CANBERA (dpa-AFX) - The euro slid against its major counterparts in the European session on Thursday, erasing its recent gains, after the European Central Bank announced that it would halve its monthly bond purchases to EUR 15 billion after September and eventually end them in December.
'The Governing Council anticipates that, after September 2018, subject to incoming data confirming the Governing Council's medium-term inflation outlook, the monthly pace of the net asset purchases will be reduced to EUR 15 billion until the end of December 2018 and that net purchases will then end,' the bank said in a statement.
The Governing Council, led by ECB President Mario Draghi, left the key interest rates unchanged after the policy session in the Latvian capital of Riga, in line with economists' expectations.
The main refi rate is currently at a record low zero percent and the deposit rate at -0.40 percent. The marginal lending facility rate is 0.25 percent.
'Today's monetary policy decisions maintain the current ample degree of monetary accommodation that will ensure the continued sustained convergence of inflation towards levels that are below, but close to, 2% over the medium term,' the bank said.
Final data from Destatis showed that Germany's consumer price inflation accelerated, as initially estimated, on energy prices in May.
Consumer prices climbed 2.2 percent year-on-year in May, faster than the 1.6 percent increase in April but in line with the estimate published on May 30. The last time the inflation rate reached this level was in February 2017.
The currency traded mixed against its major counterparts in the Asian session. While it rose against the greenback and the franc, it fell against the yen. In comparison to the pound, it held steady.
The euro depreciated to a 2-day low of 0.8778 against the pound, following an advance to 0.8821 at 7:45 pm ET. The next likely support for the euro is seen around the 0.86 level.
Figures from the Office for National Statistics showed that UK retail sales growth accelerated more than expected in May.
Retail sales volume including auto fuel, grew 1.3 percent month-on-month, following April's 1.8 percent increase. This was the second consecutive rise in sales and much bigger than the expected 0.5 percent.
The 19-nation currency fell to 1.1744 against the greenback, reversing from a new 4-week peak of 1.1852 it touched immediately after the decision. The euro is seen finding support around the 1.16 region.
The single currency slipped to a 3-day low of 129.03 against the yen, pulling away from a new 3-week high of 130.36 set in the immediate aftermath of the announcement. On the downside, 127.00 is possibly seen as the next support level for the euro.
Final data from the Ministry of Economy, Trade and Industry showed that Japan's industrial production increased more than initially estimated in April.
Industrial production climbed 0.5 percent month-over-month in April, faster than the 0.3 percent estimated earlier. It was the third successive monthly rise.
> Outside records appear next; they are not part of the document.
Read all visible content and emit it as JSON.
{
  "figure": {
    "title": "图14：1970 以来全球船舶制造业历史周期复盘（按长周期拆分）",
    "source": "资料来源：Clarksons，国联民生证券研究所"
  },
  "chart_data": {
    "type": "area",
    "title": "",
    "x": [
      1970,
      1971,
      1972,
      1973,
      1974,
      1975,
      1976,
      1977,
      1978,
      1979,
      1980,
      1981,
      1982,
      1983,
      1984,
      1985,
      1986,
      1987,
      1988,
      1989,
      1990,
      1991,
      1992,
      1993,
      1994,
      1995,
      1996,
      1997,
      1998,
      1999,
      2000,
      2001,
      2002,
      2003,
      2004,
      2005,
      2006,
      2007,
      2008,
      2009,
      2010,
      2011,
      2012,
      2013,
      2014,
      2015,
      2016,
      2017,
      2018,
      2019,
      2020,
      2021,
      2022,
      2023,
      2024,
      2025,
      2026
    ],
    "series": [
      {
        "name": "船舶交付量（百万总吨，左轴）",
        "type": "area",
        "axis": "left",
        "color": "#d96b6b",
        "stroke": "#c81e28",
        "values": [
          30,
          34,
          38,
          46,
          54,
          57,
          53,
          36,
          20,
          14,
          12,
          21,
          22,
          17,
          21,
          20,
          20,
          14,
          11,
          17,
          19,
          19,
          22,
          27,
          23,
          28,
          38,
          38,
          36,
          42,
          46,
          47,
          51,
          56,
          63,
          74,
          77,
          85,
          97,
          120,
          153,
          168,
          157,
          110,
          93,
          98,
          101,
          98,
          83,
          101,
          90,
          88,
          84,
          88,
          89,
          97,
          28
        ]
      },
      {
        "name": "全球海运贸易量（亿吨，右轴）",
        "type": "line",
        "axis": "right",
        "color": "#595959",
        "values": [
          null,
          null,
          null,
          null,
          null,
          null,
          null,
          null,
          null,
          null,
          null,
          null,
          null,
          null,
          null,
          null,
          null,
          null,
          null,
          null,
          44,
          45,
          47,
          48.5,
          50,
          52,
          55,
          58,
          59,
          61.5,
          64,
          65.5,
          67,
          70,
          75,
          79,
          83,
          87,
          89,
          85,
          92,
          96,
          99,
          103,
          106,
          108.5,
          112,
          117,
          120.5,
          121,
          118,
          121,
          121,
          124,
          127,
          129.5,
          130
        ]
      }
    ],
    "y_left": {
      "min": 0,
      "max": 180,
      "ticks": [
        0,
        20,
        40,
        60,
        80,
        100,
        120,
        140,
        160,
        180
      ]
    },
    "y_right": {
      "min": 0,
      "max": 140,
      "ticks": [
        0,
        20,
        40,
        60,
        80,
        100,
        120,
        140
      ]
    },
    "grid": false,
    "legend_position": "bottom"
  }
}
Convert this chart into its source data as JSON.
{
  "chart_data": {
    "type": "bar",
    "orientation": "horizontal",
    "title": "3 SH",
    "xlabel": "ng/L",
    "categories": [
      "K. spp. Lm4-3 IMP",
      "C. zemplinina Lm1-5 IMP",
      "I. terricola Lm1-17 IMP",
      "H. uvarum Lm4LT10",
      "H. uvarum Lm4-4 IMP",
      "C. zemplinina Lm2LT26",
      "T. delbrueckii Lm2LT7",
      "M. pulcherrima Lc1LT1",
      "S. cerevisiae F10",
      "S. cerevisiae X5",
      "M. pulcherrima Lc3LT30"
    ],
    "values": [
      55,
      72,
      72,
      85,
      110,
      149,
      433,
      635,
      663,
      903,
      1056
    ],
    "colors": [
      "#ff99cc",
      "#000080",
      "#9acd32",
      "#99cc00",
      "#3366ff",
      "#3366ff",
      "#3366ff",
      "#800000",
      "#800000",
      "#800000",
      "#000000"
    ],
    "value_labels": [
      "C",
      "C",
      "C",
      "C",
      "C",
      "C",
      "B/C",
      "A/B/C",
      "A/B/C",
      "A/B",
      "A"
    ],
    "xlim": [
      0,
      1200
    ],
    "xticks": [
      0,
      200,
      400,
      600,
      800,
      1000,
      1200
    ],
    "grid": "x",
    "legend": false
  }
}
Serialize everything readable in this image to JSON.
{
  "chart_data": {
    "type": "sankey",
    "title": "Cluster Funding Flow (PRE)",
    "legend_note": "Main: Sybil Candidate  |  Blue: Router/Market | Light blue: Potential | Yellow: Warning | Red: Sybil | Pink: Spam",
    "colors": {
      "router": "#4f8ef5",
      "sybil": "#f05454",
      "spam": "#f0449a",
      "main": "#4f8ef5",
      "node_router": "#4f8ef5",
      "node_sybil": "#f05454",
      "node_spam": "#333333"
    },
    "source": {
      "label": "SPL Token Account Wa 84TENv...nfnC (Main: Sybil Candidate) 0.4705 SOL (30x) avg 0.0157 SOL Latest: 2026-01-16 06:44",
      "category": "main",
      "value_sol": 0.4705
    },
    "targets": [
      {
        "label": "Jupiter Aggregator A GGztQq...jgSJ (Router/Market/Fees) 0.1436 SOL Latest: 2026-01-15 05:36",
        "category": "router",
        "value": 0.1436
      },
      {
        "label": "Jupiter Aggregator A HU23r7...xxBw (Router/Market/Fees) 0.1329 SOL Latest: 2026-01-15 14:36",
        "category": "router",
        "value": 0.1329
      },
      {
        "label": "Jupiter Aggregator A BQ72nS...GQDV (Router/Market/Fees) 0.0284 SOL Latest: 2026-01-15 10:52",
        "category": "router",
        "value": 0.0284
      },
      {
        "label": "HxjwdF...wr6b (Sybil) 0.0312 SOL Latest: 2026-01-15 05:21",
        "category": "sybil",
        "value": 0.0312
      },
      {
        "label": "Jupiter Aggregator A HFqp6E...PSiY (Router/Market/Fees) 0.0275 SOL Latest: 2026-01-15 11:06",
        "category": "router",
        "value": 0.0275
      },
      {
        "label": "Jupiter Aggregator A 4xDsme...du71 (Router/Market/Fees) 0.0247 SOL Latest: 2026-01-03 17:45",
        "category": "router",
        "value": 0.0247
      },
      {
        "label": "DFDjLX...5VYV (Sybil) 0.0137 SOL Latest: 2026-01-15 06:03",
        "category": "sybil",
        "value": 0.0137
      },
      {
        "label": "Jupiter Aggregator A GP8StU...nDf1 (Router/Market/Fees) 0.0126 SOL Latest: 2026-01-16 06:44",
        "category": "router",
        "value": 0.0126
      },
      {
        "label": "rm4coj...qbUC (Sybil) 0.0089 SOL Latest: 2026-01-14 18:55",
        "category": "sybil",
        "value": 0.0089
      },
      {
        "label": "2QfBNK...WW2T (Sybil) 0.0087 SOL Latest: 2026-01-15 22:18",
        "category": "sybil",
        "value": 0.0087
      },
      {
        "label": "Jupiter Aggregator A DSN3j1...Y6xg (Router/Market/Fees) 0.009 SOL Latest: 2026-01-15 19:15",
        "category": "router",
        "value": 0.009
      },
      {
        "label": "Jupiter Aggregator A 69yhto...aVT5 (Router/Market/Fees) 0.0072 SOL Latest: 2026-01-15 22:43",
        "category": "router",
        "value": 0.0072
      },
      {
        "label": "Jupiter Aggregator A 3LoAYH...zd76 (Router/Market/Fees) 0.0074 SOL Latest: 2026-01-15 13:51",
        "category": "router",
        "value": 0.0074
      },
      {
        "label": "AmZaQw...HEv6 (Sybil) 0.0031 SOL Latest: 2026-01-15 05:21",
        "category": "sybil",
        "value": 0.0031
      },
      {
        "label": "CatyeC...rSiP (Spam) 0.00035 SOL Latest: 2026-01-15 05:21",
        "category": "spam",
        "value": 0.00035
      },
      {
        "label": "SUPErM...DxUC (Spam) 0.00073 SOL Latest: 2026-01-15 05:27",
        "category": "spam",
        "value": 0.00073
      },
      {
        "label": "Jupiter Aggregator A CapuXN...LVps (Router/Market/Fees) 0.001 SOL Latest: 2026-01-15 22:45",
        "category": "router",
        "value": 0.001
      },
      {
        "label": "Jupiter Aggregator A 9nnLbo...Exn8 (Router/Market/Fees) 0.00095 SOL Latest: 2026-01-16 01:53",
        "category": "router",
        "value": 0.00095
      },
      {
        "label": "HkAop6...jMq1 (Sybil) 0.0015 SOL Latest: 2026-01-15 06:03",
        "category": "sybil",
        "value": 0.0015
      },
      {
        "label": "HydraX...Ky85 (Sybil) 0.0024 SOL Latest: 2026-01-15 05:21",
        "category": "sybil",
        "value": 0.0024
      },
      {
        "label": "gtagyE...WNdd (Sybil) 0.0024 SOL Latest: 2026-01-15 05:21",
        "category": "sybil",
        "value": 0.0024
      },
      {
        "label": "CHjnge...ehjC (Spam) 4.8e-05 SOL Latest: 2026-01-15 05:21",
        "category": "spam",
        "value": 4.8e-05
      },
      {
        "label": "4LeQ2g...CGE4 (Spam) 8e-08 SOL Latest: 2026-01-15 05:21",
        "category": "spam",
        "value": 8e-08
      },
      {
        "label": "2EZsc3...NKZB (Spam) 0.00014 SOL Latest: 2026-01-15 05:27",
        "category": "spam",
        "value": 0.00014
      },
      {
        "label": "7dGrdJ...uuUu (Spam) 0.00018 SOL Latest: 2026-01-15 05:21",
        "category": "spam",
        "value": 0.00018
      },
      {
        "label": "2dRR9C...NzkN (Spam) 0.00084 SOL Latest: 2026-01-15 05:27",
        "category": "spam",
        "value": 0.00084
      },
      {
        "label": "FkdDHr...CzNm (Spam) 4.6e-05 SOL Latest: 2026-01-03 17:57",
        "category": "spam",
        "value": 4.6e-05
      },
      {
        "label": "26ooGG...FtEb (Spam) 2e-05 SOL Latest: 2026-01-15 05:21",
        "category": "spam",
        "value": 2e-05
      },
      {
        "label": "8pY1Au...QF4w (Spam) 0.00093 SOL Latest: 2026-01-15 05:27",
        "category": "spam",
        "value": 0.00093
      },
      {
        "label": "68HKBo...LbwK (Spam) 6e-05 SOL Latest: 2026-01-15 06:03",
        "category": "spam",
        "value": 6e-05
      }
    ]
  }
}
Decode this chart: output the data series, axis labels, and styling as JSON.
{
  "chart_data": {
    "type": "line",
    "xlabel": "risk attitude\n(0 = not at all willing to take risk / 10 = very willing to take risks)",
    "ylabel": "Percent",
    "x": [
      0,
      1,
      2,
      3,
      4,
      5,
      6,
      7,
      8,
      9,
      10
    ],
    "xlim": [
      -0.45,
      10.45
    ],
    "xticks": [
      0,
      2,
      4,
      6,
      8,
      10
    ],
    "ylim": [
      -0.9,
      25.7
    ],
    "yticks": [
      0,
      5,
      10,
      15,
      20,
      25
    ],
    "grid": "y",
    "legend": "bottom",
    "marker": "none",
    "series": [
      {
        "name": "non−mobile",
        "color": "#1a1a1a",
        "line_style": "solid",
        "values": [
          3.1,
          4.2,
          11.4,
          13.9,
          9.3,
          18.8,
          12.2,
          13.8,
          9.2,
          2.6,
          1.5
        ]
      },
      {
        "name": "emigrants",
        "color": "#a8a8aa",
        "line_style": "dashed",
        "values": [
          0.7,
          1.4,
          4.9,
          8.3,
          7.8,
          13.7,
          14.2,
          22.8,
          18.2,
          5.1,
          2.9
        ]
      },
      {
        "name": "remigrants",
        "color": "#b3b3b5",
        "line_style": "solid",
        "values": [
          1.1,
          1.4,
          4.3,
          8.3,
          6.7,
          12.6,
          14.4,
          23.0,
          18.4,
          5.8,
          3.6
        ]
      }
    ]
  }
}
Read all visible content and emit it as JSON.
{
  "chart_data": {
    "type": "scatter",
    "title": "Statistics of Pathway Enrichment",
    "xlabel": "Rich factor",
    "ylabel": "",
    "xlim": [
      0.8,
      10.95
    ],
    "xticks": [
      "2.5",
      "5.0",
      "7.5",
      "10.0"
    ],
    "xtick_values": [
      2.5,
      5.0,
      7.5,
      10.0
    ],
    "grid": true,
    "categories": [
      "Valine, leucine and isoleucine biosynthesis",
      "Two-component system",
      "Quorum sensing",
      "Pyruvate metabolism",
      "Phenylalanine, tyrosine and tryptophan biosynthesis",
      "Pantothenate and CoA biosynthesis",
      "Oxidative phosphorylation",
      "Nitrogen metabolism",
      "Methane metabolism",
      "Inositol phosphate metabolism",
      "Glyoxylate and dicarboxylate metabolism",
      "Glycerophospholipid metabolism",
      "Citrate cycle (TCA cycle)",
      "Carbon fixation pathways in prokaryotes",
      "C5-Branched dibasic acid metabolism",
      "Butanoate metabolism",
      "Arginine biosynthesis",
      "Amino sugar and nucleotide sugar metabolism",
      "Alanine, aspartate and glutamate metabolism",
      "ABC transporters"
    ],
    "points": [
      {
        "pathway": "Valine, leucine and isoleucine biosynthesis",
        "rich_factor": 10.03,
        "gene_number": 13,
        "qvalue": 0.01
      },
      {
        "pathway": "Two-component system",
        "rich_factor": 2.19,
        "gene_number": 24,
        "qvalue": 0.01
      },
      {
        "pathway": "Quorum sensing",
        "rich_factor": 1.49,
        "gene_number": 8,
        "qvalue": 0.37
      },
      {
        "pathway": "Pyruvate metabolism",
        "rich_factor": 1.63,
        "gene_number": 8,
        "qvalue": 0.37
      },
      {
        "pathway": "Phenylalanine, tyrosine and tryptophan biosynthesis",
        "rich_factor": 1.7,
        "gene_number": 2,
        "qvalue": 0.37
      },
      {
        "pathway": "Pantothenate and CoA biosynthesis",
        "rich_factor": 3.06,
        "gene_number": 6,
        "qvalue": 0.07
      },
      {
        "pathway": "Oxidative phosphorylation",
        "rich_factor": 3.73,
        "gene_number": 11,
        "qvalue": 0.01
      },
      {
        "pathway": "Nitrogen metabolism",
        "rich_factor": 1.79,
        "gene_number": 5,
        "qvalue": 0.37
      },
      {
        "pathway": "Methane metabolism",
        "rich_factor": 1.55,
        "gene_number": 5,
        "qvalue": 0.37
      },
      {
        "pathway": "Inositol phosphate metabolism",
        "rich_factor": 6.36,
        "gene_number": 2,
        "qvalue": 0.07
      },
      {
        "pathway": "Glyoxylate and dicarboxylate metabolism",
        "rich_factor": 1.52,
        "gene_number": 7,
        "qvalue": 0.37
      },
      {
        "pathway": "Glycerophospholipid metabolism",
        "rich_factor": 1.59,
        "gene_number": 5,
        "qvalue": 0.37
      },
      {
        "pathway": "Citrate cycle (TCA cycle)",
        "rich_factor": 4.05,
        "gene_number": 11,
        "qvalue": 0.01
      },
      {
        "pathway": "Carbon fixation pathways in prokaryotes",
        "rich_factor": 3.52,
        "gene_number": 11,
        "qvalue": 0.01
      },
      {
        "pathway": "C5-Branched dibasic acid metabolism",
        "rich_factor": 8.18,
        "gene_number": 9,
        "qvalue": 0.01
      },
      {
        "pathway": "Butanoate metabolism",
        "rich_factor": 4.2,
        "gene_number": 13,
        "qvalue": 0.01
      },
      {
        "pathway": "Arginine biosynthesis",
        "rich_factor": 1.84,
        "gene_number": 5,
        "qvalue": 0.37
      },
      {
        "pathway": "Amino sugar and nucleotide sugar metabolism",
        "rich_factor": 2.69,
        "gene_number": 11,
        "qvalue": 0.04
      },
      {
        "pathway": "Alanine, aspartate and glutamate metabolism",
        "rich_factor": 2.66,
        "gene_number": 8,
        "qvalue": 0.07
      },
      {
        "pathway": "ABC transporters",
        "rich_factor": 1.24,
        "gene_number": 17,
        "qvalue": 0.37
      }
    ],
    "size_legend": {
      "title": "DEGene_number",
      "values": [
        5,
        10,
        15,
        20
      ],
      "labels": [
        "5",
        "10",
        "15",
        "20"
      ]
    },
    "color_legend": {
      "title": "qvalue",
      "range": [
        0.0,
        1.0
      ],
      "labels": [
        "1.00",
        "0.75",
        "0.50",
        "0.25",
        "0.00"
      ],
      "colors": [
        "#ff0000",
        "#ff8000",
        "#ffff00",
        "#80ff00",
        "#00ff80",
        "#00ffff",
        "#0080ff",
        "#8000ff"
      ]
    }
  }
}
The euro weakened to a 6-day low of 1.1579 against the franc, after rising to a 3-day high of 1.1648 quickly after the decision. If the euro falls further, 1.13 is likely seen as its next support level.
The euro reversed from its recent weekly high of 1.5358 against the loonie, falling to a 6-day low of 1.5205. The euro is poised to challenge support around the 1.51 level.
Following more than a 2-week high of 1.6841 hit soon after the decision, the euro fell to an 8-day low of 1.6650 against the kiwi. Continuation of the euro's downtrend may see it challenging support around the 1.64 level.
The euro was trading lower at 1.5519 against the aussie, down from near a 4-week high of 1.5693 seen soon after the announcement. Next key support for the euro is likely seen around the 1.54 level.
Looking ahead, U.S. business inventories for April are due shortly.